Let’s Settle this Damn Thing
By Patrick F. Cannon
I am not an economist, nor really an expert on anything except perhaps Chicago architecture, the Thoroughbred horse and the history of everything. So, the economics of health care are beyond me. I do know, however, that we are currently in one hell of a mess and it looks to get even worse.
What we’re faced with is this: a deeply flawed health care system is about the be replaced with another deeply flawed health care system, which – if the Republicans lose control of Congress as they surely will someday – will be replaced with yet another deeply flawed system, and so on and so on and…
So-called Obamacare was cobbled together to include insurance companies as the actual providers. Most of them soon found that they couldn’t afford to stay in the program without either raising premiums to unacceptable levels or losing money, so they began opting out (a significant number of counties have only one provider, and a growing number, none). Many of the young and healthy decided it was cheaper to pay the penalty than the high premiums, so they rolled the dice and sat out, thus sticking the insurers with both an older population and those with existing conditions. (Medicaid is another expensive piece of the program.)
Although anathema to most on the right, including me until recently, I see no way out of this mess without a single payer system based on the Medicare or similar model. Now, Medicare pays about 80 percent of health care costs, including annual physicals. For seniors with no income other than Social Security, it gives them immunity from catastrophic illness costs. My wife and I also have supplemental insurance that pays the balance, as well as prescription drug coverage. Our out of pocket costs for all of this runs about $10,000 a year.
Before we retired and no longer had to pay it, our Federal payroll tax included a 1.5 percent charge for Medicare, matched by the employer. What if this tax, which everyone pays regardless of income, were doubled? Would six percent of the total income of every working American pay for universal health care? I have no idea, but isn’t it worth exploring? If it could, we could eliminate Medicare and Medicaid and have one health care system for all Americans.
Many are going to immediately scream “socialized medicine!” With their undoubted talent for euphemisms, I give Congress permission to instead call it “The People’s Incredible Medical Plan” with no credit to me required. By the way, if religious and other non-profits were taken out of the equation, then they wouldn’t have to agonize over paying for birth control and other services which they oppose. Let Congress decide whether the plan pays for birth control; for abortions; and so-called “gender reassignment” and cosmetic surgery. In my view, the answers would be “yes”, “maybe” in rare cases, “no” and “only” to repair the results of accidents and congenital disfigurements.
A little personal history. My parents never had health insurance. When someone got sick, they went to see the doc and he got paid directly, likely in cash. By the time I got my first real job (1956), employer-paid health insurance was more common. As it happens, until I retired from the daily grind in 2001, every one of my employers provided health insurance through Blue Cross/Blue Shield. Toward the end, however, increasing costs led them to charge me a portion of the premium as a payroll deduction. Now, of course, I have Medicare, with a supplement through – you guessed it – Blue Cross/Blue Shield.

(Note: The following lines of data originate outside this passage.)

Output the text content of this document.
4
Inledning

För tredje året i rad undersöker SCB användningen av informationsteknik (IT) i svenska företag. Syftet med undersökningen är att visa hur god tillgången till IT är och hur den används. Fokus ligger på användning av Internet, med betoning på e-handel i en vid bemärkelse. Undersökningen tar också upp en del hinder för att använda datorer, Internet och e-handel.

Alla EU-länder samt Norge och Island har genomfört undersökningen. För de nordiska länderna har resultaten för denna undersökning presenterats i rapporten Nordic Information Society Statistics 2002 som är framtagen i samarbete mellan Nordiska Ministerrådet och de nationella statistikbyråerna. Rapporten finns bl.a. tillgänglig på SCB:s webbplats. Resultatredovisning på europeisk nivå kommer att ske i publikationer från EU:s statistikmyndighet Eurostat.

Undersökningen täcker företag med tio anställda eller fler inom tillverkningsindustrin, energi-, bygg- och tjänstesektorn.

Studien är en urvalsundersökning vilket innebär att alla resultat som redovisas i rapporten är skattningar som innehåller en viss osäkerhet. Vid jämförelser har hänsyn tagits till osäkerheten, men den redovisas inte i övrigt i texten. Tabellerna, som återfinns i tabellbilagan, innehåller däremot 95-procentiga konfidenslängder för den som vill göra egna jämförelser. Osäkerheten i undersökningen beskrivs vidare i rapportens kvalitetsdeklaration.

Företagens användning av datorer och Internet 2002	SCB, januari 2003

The United States spends about $10,000 per person per year for health care, by far the highest in the world. For this, we get what many people will call the best health care system in the world (for those who can afford it). And it’s certainly true that most of the advances in health care, including miracle drugs, have originated here. But are these benefits shared by the entire population? Our life expectancy for both sexes is currently 79.6 years; in both Canada (82.2) and the UK (81.2), people live longer.
Finally, let me throw this into the mix. The average tax burden for all developed countries is about 34 percent. The Danes and French pay nearly 50 percent, and the Mexicans, 15 percent. The Canadians and Brits pay 32 percent. Our average – and that includes Federal, state and local taxes – is 26 percent. I get the argument that every dollar that goes to taxes is a dollar that is lost to the real economy. But I also think that getting rid of all the middle men that clutter our current health care system might not result in increasing our 26 percent much beyond what our neighbors to the north pay.
As I see it, the alternative to national Medicare is a patched together system that still won’t cover everyone, and whose costs will continue to skyrocket. Maybe someone has a better answer, but I haven’t seen or heard of it. Have you?